Accordingly, I find and conclude that plaintiff has failed to sustain his burden to
prove that genuine issues of material fact exist that would merit submitting his claims
against the City to a jury. Defendant therefore is entitled to summary judgment and
concomitant dismissal of the claims asserted against it in this lawsuit.
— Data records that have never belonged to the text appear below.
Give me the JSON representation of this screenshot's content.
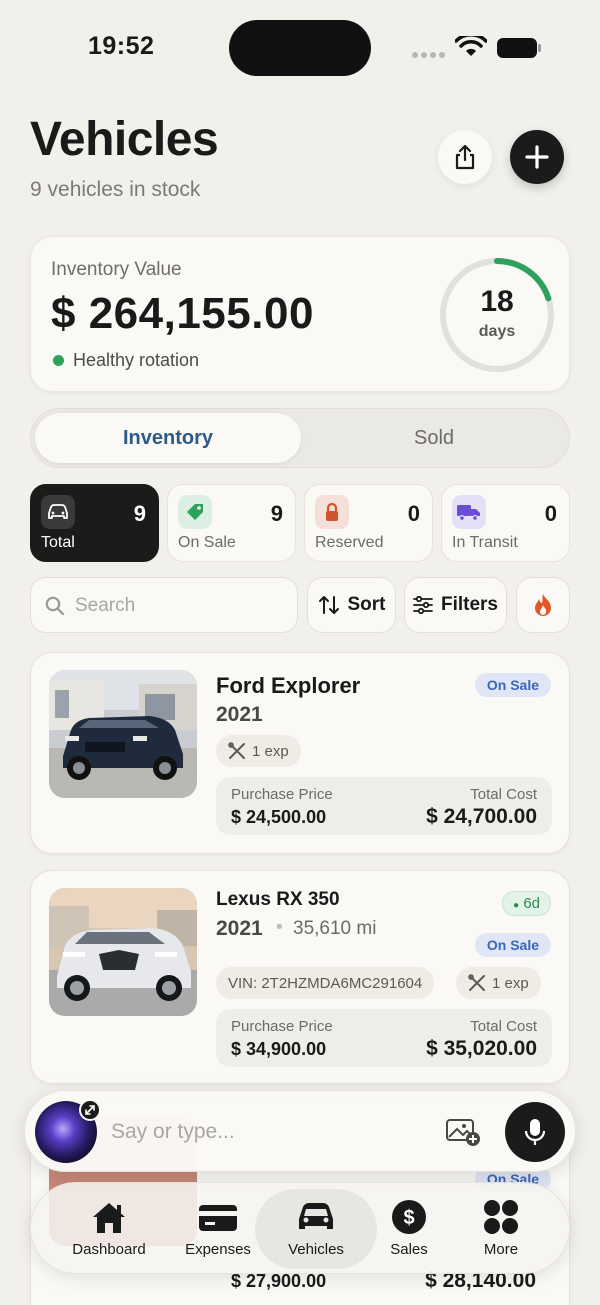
{
  "status": {
    "time": "19:52"
  },
  "header": {
    "title": "Vehicles",
    "subtitle": "9 vehicles in stock"
  },
  "value_card": {
    "label": "Inventory Value",
    "amount": "$ 264,155.00",
    "status": "Healthy rotation",
    "days_value": "18",
    "days_unit": "days",
    "ring_progress": 0.2,
    "colors": {
      "ring": "#2ea15b",
      "status_dot": "#2ea15b"
    }
  },
  "segments": {
    "active": "Inventory",
    "inactive": "Sold"
  },
  "stats": [
    {
      "label": "Total",
      "count": "9",
      "icon": "car-icon"
    },
    {
      "label": "On Sale",
      "count": "9",
      "icon": "tag-icon"
    },
    {
      "label": "Reserved",
      "count": "0",
      "icon": "lock-icon"
    },
    {
      "label": "In Transit",
      "count": "0",
      "icon": "truck-icon"
    }
  ],
  "search": {
    "placeholder": "Search"
  },
  "controls": {
    "sort": "Sort",
    "filters": "Filters"
  },
  "vehicles": [
    {
      "title": "Ford Explorer",
      "year": "2021",
      "status": "On Sale",
      "expenses": "1 exp",
      "purchase_label": "Purchase Price",
      "purchase": "$ 24,500.00",
      "total_label": "Total Cost",
      "total": "$ 24,700.00"
    },
    {
      "title": "Lexus RX 350",
      "year": "2021",
      "mileage": "35,610 mi",
      "days": "6d",
      "status": "On Sale",
      "vin": "VIN: 2T2HZMDA6MC291604",
      "expenses": "1 exp",
      "purchase_label": "Purchase Price",
      "purchase": "$ 34,900.00",
      "total_label": "Total Cost",
      "total": "$ 35,020.00"
    },
    {
      "status": "On Sale",
      "purchase": "$ 27,900.00",
      "total": "$ 28,140.00"
    }
  ],
  "assistant": {
    "placeholder": "Say or type..."
  },
  "tabs": [
    {
      "label": "Dashboard",
      "icon": "home-icon"
    },
    {
      "label": "Expenses",
      "icon": "card-icon"
    },
    {
      "label": "Vehicles",
      "icon": "car-icon"
    },
    {
      "label": "Sales",
      "icon": "dollar-icon"
    },
    {
      "label": "More",
      "icon": "grid-icon"
    }
  ]
}
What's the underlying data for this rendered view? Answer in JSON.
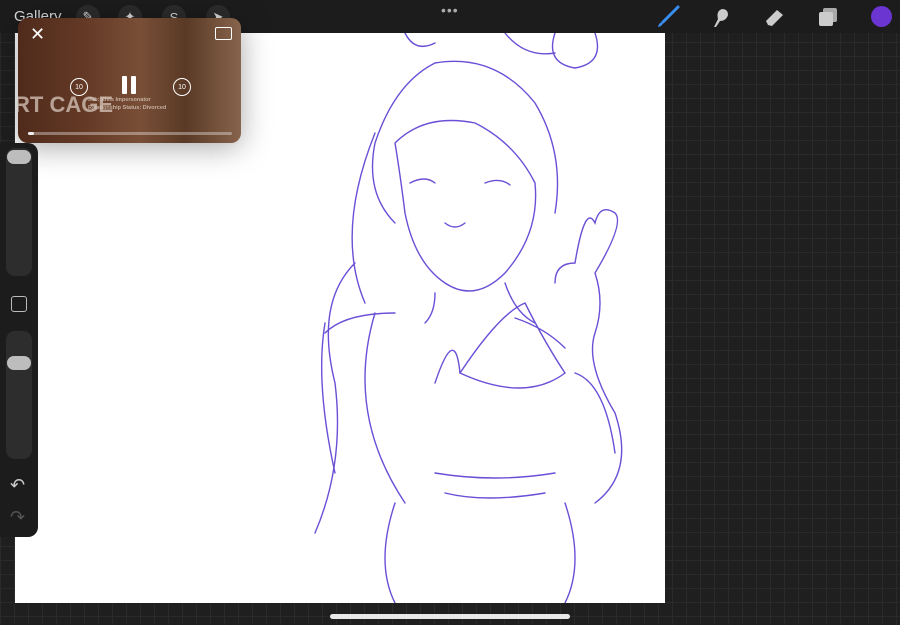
{
  "topbar": {
    "gallery_label": "Gallery",
    "more_icon": "•••",
    "left_tools": [
      "wrench-icon",
      "adjustments-icon",
      "selection-icon",
      "transform-icon"
    ],
    "right_tools": [
      "brush-icon",
      "smudge-icon",
      "eraser-icon",
      "layers-icon"
    ],
    "current_color": "#6a35d0"
  },
  "pip": {
    "title_text": "RT CAGE",
    "info_line1": "Job: Elvis Impersonator",
    "info_line2": "Relationship Status: Divorced",
    "skip_back": "10",
    "skip_forward": "10",
    "progress_percent": 3
  },
  "sidebar": {
    "brush_size_level": 0.05,
    "opacity_level": 0.1,
    "undo_icon": "↶",
    "redo_icon": "↷"
  }
}
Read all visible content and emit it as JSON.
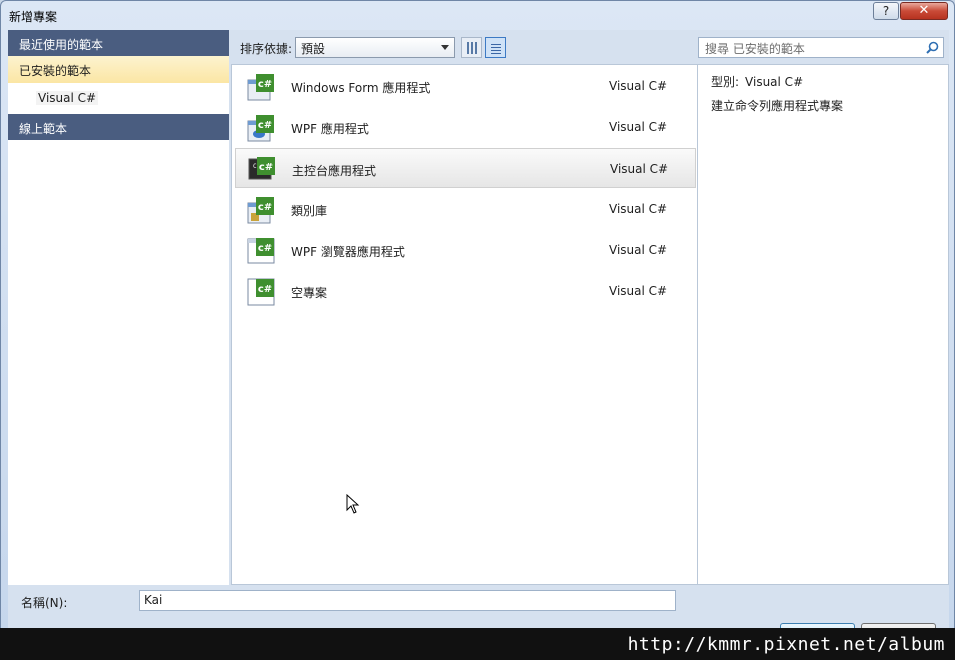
{
  "window": {
    "title": "新增專案",
    "help_label": "?",
    "close_label": "✕"
  },
  "left_panel": {
    "recent_header": "最近使用的範本",
    "installed": "已安裝的範本",
    "installed_child": "Visual C#",
    "online_header": "線上範本"
  },
  "toolbar": {
    "sort_label": "排序依據:",
    "sort_value": "預設",
    "search_placeholder": "搜尋 已安裝的範本"
  },
  "templates": [
    {
      "name": "Windows Form 應用程式",
      "lang": "Visual C#",
      "icon": "winforms-icon"
    },
    {
      "name": "WPF 應用程式",
      "lang": "Visual C#",
      "icon": "wpf-icon"
    },
    {
      "name": "主控台應用程式",
      "lang": "Visual C#",
      "icon": "console-icon"
    },
    {
      "name": "類別庫",
      "lang": "Visual C#",
      "icon": "class-library-icon"
    },
    {
      "name": "WPF 瀏覽器應用程式",
      "lang": "Visual C#",
      "icon": "wpf-browser-icon"
    },
    {
      "name": "空專案",
      "lang": "Visual C#",
      "icon": "empty-project-icon"
    }
  ],
  "selected_template_index": 2,
  "info": {
    "type_label": "型別:",
    "type_value": "Visual C#",
    "description": "建立命令列應用程式專案"
  },
  "name_field": {
    "label": "名稱(N):",
    "value": "Kai"
  },
  "watermark": "http://kmmr.pixnet.net/album"
}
THEREFORE, IT IS ORDERED as follows:
1. That City and County of Denver’s Motion for Summary Judgment [#51],
filed July 16, 2012, is GRANTED;
2. That plaintiff’s claims against the City are DISMISSED WITH PREJUDICE;
3. That at the time judgment enters, judgment SHALL ENTER on behalf of
defendant, the City and County of Denver, a municipality, and against plaintiff, Robert
Duran, as to all claims and causes of action asserted against it; provided, that the
judgment as to the claims against this defendant shall be with prejudice;
4. That defendant the City and County of Denver, a municipality, is DROPPED
as a named party to this action, and the case caption AMENDED accordingly; and
5. That defendant is AWARDED its costs, to be taxed by the Clerk of the Court
pursuant to Fed.R.Civ.P. 54(d)(1) and D.C.COLO.LCivR 54.1.
Dated September 28, 2012, at Denver, Colorado.